Sie werde zum Sommer den Prozess der Kanzlerkandidatur organisieren, die Partei weiter auf die Zukunft vorbereiten und dann den Parteivorsitz abgeben, hieß es weiter. Details will Kramp-Karrenbauer bei einer Pressekonferenz am Mittag mitteilen.
Kanzlerin Angela Merkel (CDU) sprach sich dafür aus, dass die scheidende CDU-Chefin Ministerin bleibt, wie aus der Sitzung des CDU-Präsidiums bekannt wurde. Merkel habe der Verteidigungsministerin zudem ihren großen Dank ausgesprochen.
Kramp-Karrenbauer ist seit Dezember 2018 Bundesvorsitzende der CDU. Neben ihr waren als Kanzlerkandidaten der Union immer wieder der nordrhein-westfälische Ministerpräsident Armin Laschet, Ex-Unionsfraktionschef Friedrich Merz, CSU-Chef Markus Söder und Bundesgesundheitsminister Jens Spahn im Gespräch. Im Präsidium meldete keiner der Anwesenden seinen Anspruch auf die Kanzlerkandidatur an, wie die Deutsche Presse-Agentur aus Parteikreisen erfuhr. Laschet, der den größten CDU-Landesverband führt, war nicht anwesend.
Reaktionen von Merz und Spahn bislang zurückhaltend
Ex-Unionsfraktionschef Friedrich Merz hat sich zunächst zurückhaltend zur Lage in der CDU nach dem angekündigten Rückzug von Kramp-Karrenbauer geäußert. „In so einer Situation ist kluges Nachdenken wichtiger, als schnell zu reden“, ließ der CDU-Politiker am Montag seinen Sprecher mitteilen.

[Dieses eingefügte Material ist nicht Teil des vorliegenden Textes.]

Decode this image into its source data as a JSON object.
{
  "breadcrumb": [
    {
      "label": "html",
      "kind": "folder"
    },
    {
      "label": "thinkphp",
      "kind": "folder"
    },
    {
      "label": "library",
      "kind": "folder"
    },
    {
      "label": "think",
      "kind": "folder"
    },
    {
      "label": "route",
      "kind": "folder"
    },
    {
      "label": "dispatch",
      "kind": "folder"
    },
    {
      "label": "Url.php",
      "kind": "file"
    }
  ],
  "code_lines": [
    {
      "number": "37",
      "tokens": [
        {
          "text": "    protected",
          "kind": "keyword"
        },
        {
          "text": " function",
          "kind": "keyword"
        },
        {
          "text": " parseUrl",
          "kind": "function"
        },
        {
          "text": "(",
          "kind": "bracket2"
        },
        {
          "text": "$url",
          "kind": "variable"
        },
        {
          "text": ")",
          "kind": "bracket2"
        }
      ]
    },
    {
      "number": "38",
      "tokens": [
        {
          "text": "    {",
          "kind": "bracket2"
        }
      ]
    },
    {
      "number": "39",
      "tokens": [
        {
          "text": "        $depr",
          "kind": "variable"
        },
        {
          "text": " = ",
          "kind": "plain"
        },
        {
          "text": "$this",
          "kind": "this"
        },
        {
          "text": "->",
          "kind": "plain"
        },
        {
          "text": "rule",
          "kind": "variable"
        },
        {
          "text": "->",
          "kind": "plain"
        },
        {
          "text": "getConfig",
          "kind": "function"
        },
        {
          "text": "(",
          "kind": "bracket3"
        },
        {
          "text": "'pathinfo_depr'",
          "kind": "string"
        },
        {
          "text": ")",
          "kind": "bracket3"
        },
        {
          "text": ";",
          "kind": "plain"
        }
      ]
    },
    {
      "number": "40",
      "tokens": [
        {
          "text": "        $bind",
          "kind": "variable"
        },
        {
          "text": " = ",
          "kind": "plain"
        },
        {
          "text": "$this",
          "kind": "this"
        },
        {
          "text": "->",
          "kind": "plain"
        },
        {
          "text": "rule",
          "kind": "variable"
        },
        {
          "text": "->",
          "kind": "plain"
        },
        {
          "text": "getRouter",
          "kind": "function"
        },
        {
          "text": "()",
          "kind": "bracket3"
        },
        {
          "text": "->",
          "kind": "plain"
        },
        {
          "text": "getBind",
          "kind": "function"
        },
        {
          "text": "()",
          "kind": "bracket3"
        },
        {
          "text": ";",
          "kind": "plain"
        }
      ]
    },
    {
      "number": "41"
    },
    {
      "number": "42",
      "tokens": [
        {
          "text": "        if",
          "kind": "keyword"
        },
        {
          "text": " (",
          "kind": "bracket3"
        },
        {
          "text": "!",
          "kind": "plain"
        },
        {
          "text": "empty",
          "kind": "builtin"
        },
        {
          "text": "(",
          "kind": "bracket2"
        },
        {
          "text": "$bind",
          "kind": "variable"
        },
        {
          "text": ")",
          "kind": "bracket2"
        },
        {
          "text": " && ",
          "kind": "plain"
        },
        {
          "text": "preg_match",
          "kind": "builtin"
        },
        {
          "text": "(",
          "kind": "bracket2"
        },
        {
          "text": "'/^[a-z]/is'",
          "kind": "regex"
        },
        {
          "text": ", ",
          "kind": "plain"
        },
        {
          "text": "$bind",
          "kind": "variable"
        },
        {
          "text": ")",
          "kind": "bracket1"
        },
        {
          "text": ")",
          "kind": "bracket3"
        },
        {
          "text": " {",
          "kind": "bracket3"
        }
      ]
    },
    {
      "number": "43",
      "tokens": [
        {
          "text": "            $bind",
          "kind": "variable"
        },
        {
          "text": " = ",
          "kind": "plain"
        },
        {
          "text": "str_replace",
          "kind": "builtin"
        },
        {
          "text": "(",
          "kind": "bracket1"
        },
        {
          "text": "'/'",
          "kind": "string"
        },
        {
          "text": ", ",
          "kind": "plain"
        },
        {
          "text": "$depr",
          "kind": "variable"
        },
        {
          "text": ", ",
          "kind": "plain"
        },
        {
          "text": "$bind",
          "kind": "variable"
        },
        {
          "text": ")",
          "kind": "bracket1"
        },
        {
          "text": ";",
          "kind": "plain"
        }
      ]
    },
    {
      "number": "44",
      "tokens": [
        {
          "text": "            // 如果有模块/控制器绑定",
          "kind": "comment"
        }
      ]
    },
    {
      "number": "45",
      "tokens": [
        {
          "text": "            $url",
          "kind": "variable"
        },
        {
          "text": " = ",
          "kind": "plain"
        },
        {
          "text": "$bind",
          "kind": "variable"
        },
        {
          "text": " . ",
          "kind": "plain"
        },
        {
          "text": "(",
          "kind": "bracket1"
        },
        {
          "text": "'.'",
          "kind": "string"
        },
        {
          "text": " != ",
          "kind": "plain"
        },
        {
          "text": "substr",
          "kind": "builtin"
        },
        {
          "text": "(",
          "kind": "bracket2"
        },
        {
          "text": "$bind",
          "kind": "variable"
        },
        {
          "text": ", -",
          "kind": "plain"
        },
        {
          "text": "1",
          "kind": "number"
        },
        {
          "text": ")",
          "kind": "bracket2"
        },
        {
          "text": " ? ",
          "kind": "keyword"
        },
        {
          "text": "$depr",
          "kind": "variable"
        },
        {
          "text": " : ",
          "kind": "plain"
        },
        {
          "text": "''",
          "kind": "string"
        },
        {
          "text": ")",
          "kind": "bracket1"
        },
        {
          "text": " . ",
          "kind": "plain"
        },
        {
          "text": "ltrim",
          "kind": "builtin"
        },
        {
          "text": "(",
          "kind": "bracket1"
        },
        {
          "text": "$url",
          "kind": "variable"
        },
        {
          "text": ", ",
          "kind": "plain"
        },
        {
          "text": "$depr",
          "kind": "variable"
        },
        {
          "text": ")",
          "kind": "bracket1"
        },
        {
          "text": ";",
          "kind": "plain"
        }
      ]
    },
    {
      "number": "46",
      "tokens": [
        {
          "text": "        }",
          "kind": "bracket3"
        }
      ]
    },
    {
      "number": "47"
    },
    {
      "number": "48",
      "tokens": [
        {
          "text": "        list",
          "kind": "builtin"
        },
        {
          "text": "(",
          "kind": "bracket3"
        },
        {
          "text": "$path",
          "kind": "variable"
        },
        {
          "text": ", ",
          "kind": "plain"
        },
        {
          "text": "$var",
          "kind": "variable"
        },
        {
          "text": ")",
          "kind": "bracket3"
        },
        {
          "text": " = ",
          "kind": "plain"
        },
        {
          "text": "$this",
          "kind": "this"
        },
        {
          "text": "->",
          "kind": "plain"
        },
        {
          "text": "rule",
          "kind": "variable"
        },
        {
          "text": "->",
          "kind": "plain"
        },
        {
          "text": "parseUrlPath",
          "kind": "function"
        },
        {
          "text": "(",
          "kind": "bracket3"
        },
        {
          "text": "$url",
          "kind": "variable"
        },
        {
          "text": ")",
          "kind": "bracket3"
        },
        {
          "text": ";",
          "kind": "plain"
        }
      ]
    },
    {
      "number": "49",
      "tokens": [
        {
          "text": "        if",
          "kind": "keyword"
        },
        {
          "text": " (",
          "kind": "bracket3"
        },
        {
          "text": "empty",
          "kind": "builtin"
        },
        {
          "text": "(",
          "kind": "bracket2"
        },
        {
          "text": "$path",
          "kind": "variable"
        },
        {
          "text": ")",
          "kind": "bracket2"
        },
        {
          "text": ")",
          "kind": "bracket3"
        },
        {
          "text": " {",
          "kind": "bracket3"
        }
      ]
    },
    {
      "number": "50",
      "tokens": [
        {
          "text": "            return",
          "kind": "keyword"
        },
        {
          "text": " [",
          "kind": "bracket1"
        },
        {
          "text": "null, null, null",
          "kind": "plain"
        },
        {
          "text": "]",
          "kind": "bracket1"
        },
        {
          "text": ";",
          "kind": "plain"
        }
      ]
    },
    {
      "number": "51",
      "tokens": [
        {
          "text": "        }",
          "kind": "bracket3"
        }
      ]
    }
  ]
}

Gesundheitsminister Jens Spahn hat Kramp-Karrenbauer Respekt für ihren Rückzug gezollt. „Ich habe großen Respekt vor dieser unerwarteten Entscheidung“, schrieb Spahn am Montag auf Twitter. Die Trennung von Parteiführung und Kanzleramt sei eine schwierige Situation gewesen. Es sei Kramp-Karrenbauers Verdienst, CDU und CSU wieder zusammengeführt zu haben. „Der Zusammenhalt unserer Partei muss auch jetzt unsere Leitschnur sein“, forderte Spahn.
CDU-Vize Armin Laschet äußerte sich bislang noch nicht zu Kramp-Karrenbauers Rückzug.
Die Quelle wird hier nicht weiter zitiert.